With regard to the final two Pioneer factors, the undersigned finds the reason for Plaintiff's delay was well within his control, as the undersigned had warned Plaintiff that "[a]s a pro se litigant, Plaintiff is subject to the same law and rules of court as litigants who are represented by counsel. . ." Doc. No. 35 at 2. Furthermore, the undersigned recognizes that Plaintiff has made several other filings (and initiated two suits) since Judge Presnell issued the Order of Dismissal. Doc. No. 47 at 6. Nevertheless, such filings do not necessarily prove that Plaintiff received the Order of Dismissal and filed the Motion in bad faith.

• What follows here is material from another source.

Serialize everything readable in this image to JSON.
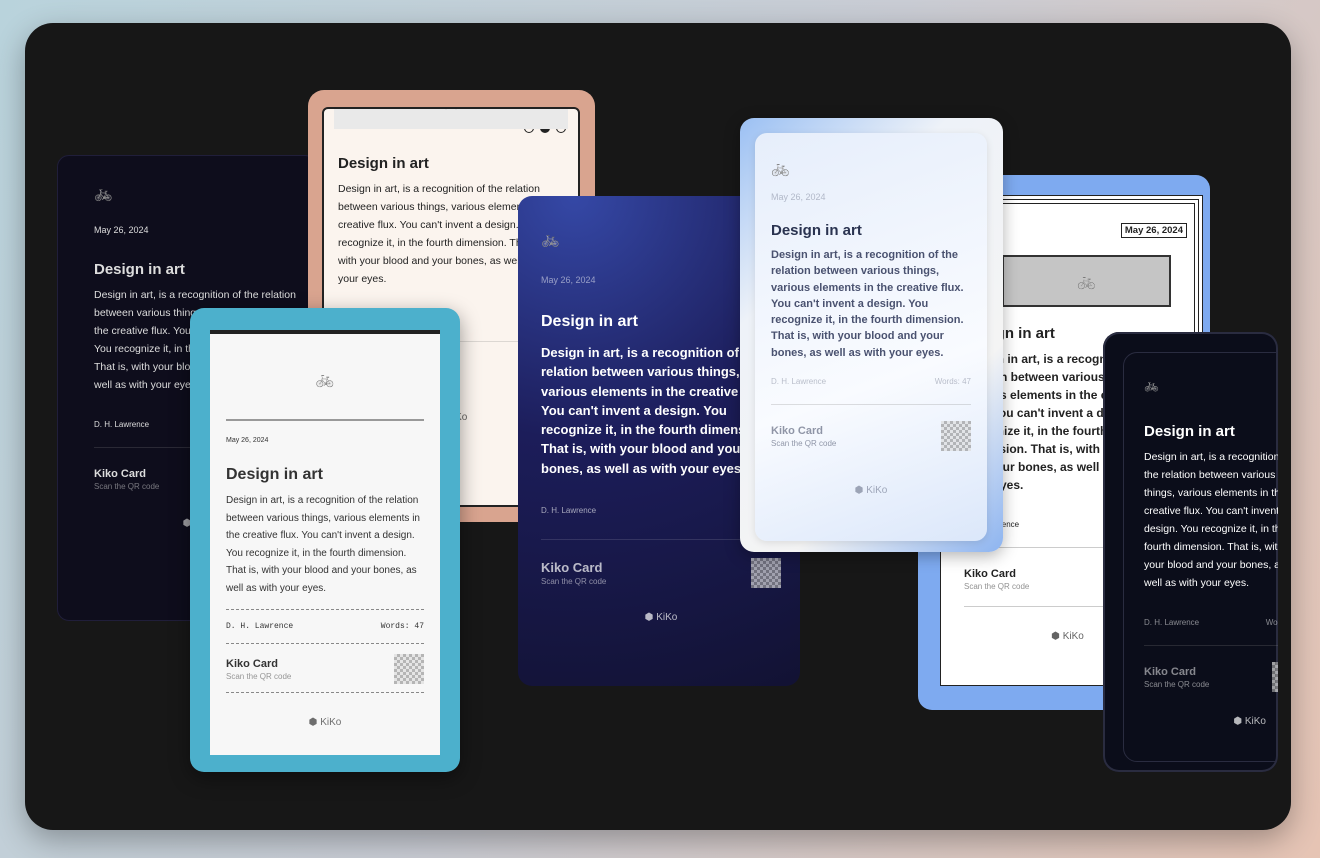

As a final point, Court reminds Plaintiff that "[a] plaintiff who ignore[s] notices and orders of the court [is not] excused merely because of [his] pro se status." Moon v. Newsome, 863 F.2d 835, 838 n.5 (11th Cir. 1989) (citing Anthony v. Marion County General Hospital, 617 F.2d 1164, 1169 (5th Cir. 1980)).
Based on the foregoing, it is
A party has fourteen days from this date to file written objections to the Report and Recommendation's factual findings and legal conclusions. A party's failure to file written objections waives that party's right to challenge on appeal any unobjected-to factual finding or legal conclusion the district judge adopts from the Report and Recommendation. See 11th Cir. R. 3-1.